Kindred Spirits in County Cork, Photo courtesy of Gavin Sheridan
Irish rebel John Boyle O'Reilly arrived in Boston in January 1870, and almost immediately he became a powerful voice for the oppressed, including his own people of Ireland who were trying to break free of Britain, but also in the United States, Blacks, Chinese immigrants and Native Americans.
Like everyone in Boston's Irish community, O'Reilly was aware of the extraordinary act of kindness that happened in 1847, when the Choctaw people raised more than $170 ($5000 today) to send to the people of Midleton, County Cork, during the height of the Irish Famine, a five-year potato crop failure that devastated the island. The Choctaws themselves had just endured the arduous journey known as the “Trail of Tears," where they were forcibly relocated from their homes in the eastern part of the continent to what was called Indian Territory west of the Mississippi.
O'Reilly saw the British conquest of the Irish and Native Americans as similar episodes of colonialism and exploitation. Native land had been stolen in both Ireland and America by the British, and O'Reilly's sympathies were always with the oppressed and dispossessed.
O'Reilly's effective bully pulpit for speaking out was The Boston Pilot, a Catholic weekly newspaper with a national following and considered influential across the country. O'Reilly began as a reporter in 1870 and was soon moved to editor, and eventually he became publisher of the newspaper until his death in 1890.
Kintpuash, or Captain Jack of the Modocs
O'Reilly's ire was raised in spring 1873 when he learned about the murder of innocent Madoc men, women and children living on the Northern California/ Oregon border. The Modocs were led by Kintpuash, also known as Captain Jack. After being reluctantly relocated to a reservation in Oregon, the Modocs moved back to their native land in California. Prolonged negotiations and skirmishes with the U.S. Army ensued and at one point Captain Jack ambushed and killed US General Edward Canby. When a group of volunteer soldiers were transporting Modoc prisoners back to the reservation, the Modocs were set upon by local militia and killed.
O'Reilly wrote in a June 1873 editorial:
"Could a man place himself a hundred years ahead and look back on the treatment of the Indians by our Government of today, what a contempt would rise up in his mind against us! And yet men will live a hundred years hence, in all probability, and we are unmoved about their opinions.
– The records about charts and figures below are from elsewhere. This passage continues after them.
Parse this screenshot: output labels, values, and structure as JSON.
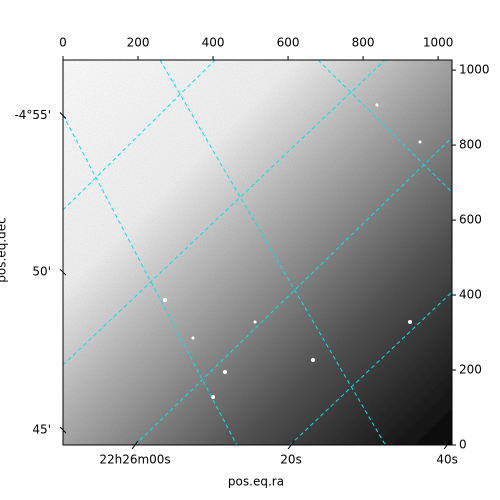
{
  "chart_data": {
    "type": "image",
    "xlabel": "pos.eq.ra",
    "ylabel": "pos.eq.dec",
    "xlim": [
      0,
      1037
    ],
    "ylim": [
      0,
      1027
    ],
    "xticks": [
      0,
      200,
      400,
      600,
      800,
      1000
    ],
    "yticks": [
      0,
      200,
      400,
      600,
      800,
      1000
    ],
    "ra_ticks": [
      {
        "value": 192,
        "label": "22h26m00s"
      },
      {
        "value": 608,
        "label": "20s"
      },
      {
        "value": 1024,
        "label": "40s"
      }
    ],
    "dec_ticks": [
      {
        "value": 879,
        "label": "-4°55'"
      },
      {
        "value": 461,
        "label": "50'"
      },
      {
        "value": 40,
        "label": "45'"
      }
    ],
    "grid": true,
    "grid_color": "#00e5e5"
  }
}
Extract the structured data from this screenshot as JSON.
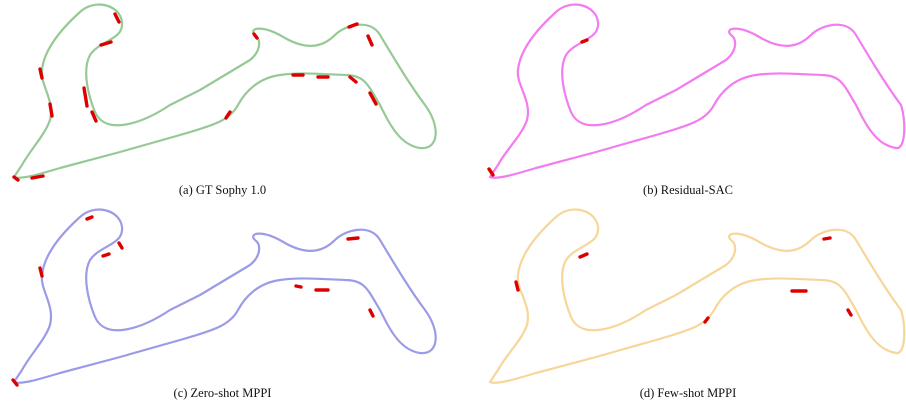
{
  "colors": {
    "track_a": "#97c996",
    "track_b": "#f27cf0",
    "track_c": "#9b9be8",
    "track_d": "#f7d69a",
    "violation": "#dd0000"
  },
  "panels": [
    {
      "id": "a",
      "caption": "(a) GT Sophy 1.0"
    },
    {
      "id": "b",
      "caption": "(b) Residual-SAC"
    },
    {
      "id": "c",
      "caption": "(c) Zero-shot MPPI"
    },
    {
      "id": "d",
      "caption": "(d) Few-shot MPPI"
    }
  ]
}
They will read in their school books, or, at any rate, in the books of other countries, how certain white men, under pretense of holding parley with Indians, basely murdered them and escaped unpunished; how, some years after, a few Indians of the same tribe defied for months the power of the United States, and in a parley, retaliated by murdering the General and a few others; how these Indians, being taken at last, were loaded with chains and treated with cruelty, while the newspapers of the country howled for their blood.
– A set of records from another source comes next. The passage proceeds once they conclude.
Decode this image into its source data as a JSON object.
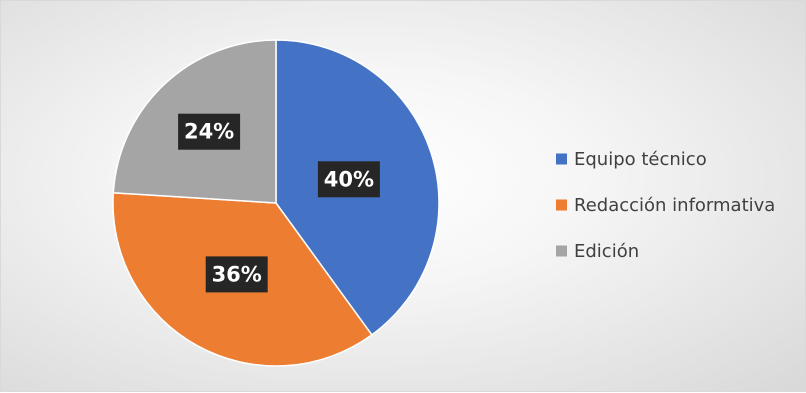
{
  "chart_data": {
    "type": "pie",
    "categories": [
      "Equipo técnico",
      "Redacción informativa",
      "Edición"
    ],
    "values": [
      40,
      36,
      24
    ],
    "labels": [
      "40%",
      "36%",
      "24%"
    ],
    "colors": [
      "#4472C4",
      "#ED7D31",
      "#A5A5A5"
    ],
    "legend": "right",
    "title": ""
  }
}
"It is a wretched reflection, bringing a blush to the cheek of those who intelligently and truly love this Republic. The treatment of the Indians is a crying wrong, and it will not be altered by spilling the blood of Captain Jack and his men."
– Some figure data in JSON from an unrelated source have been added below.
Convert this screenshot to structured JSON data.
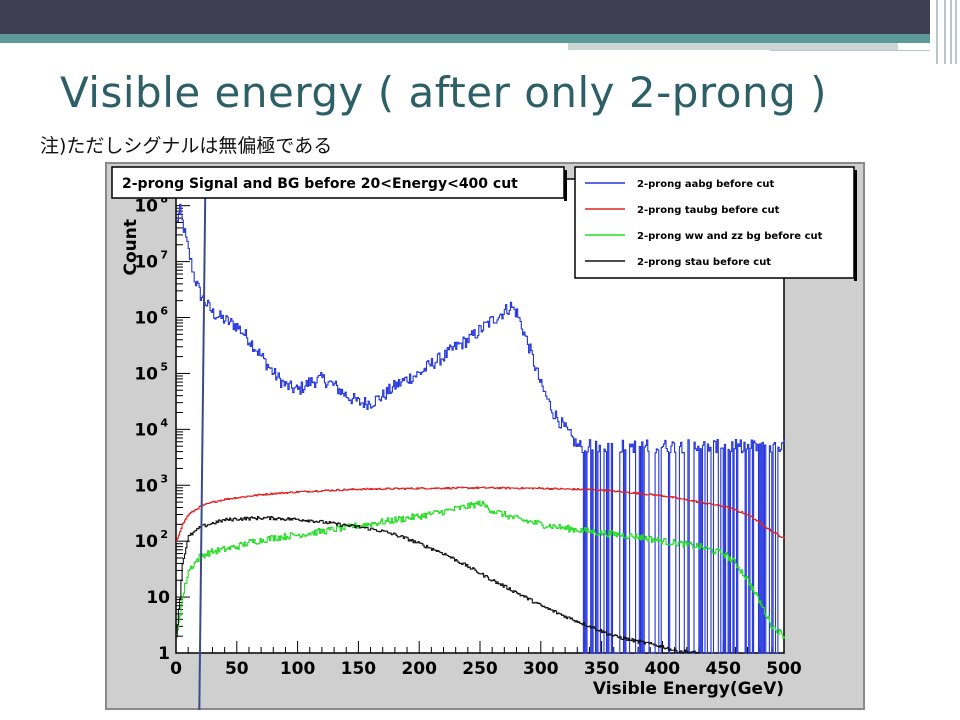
{
  "slide": {
    "title": "Visible energy ( after only 2-prong )",
    "note": "注)ただしシグナルは無偏極である"
  },
  "chart_data": {
    "type": "line",
    "title": "2-prong Signal and BG before 20<Energy<400 cut",
    "xlabel": "Visible Energy(GeV)",
    "ylabel": "Count",
    "xlim": [
      0,
      500
    ],
    "ylim": [
      1,
      300000000
    ],
    "y_scale": "log",
    "x_ticks": [
      "0",
      "50",
      "100",
      "150",
      "200",
      "250",
      "300",
      "350",
      "400",
      "450",
      "500"
    ],
    "y_ticks": [
      {
        "base": "1",
        "exp": ""
      },
      {
        "base": "10",
        "exp": ""
      },
      {
        "base": "10",
        "exp": "2"
      },
      {
        "base": "10",
        "exp": "3"
      },
      {
        "base": "10",
        "exp": "4"
      },
      {
        "base": "10",
        "exp": "5"
      },
      {
        "base": "10",
        "exp": "6"
      },
      {
        "base": "10",
        "exp": "7"
      },
      {
        "base": "10",
        "exp": "8"
      }
    ],
    "grid": false,
    "legend_position": "top-right",
    "annotation_line_x": 20,
    "series": [
      {
        "name": "2-prong aabg before cut",
        "color": "#2233dd",
        "x": [
          0,
          3,
          6,
          10,
          15,
          20,
          30,
          40,
          50,
          60,
          70,
          80,
          90,
          100,
          110,
          120,
          130,
          140,
          150,
          160,
          170,
          180,
          190,
          200,
          210,
          220,
          230,
          240,
          250,
          260,
          270,
          275,
          280,
          290,
          300,
          310,
          320,
          330,
          340,
          350,
          360,
          370,
          380,
          390,
          400,
          410,
          420,
          430,
          440,
          450,
          460,
          470,
          480,
          490,
          500
        ],
        "y": [
          50000000,
          80000000,
          40000000,
          15000000,
          5000000,
          2500000,
          1200000,
          900000,
          700000,
          400000,
          200000,
          100000,
          60000,
          50000,
          70000,
          80000,
          60000,
          40000,
          30000,
          30000,
          40000,
          60000,
          80000,
          100000,
          150000,
          200000,
          300000,
          400000,
          600000,
          900000,
          1300000,
          1600000,
          1200000,
          300000,
          60000,
          20000,
          10000,
          5000,
          5000,
          5000,
          5000,
          5000,
          5000,
          5000,
          5000,
          5000,
          5000,
          5000,
          5000,
          5000,
          5000,
          5000,
          5000,
          5000,
          5000
        ]
      },
      {
        "name": "2-prong taubg before cut",
        "color": "#e02020",
        "x": [
          0,
          5,
          10,
          20,
          30,
          40,
          50,
          60,
          70,
          80,
          100,
          120,
          150,
          200,
          250,
          300,
          350,
          400,
          450,
          470,
          490,
          500
        ],
        "y": [
          100,
          200,
          300,
          420,
          500,
          560,
          600,
          640,
          680,
          710,
          760,
          800,
          850,
          880,
          900,
          880,
          820,
          650,
          420,
          300,
          150,
          110
        ]
      },
      {
        "name": "2-prong ww and zz bg before cut",
        "color": "#22dd22",
        "x": [
          0,
          5,
          10,
          20,
          30,
          40,
          50,
          60,
          80,
          100,
          120,
          150,
          180,
          200,
          220,
          240,
          250,
          260,
          280,
          300,
          320,
          340,
          350,
          380,
          400,
          430,
          450,
          460,
          470,
          480,
          490,
          500
        ],
        "y": [
          2,
          10,
          30,
          55,
          65,
          72,
          80,
          95,
          115,
          130,
          150,
          190,
          240,
          280,
          340,
          420,
          480,
          350,
          250,
          200,
          170,
          150,
          140,
          120,
          100,
          80,
          60,
          40,
          20,
          8,
          3,
          2
        ]
      },
      {
        "name": "2-prong stau before cut",
        "color": "#111111",
        "x": [
          0,
          3,
          5,
          10,
          20,
          30,
          40,
          50,
          60,
          70,
          80,
          90,
          100,
          110,
          120,
          130,
          140,
          150,
          160,
          170,
          180,
          190,
          200,
          220,
          240,
          260,
          280,
          300,
          320,
          340,
          360,
          380,
          400,
          410,
          420,
          430
        ],
        "y": [
          2,
          10,
          40,
          120,
          180,
          210,
          240,
          250,
          255,
          260,
          258,
          250,
          245,
          235,
          220,
          205,
          190,
          180,
          165,
          150,
          130,
          110,
          90,
          60,
          35,
          20,
          12,
          7,
          4.5,
          3,
          2,
          1.6,
          1.3,
          1.1,
          1.05,
          1
        ]
      }
    ]
  }
}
The men who led the massacre were never charged with murder, but later that year, Captain Jack was captured after being holed up in a cave with 50 others. Captain Jack and three other men - Schonchin, Boston Charley and Black Jack - were hung on October 3, 1873 for killing General Canby. The heads of the four men were sent to the Army Medical Museum in Washington, DC and later placed at the Smithsonian Institute.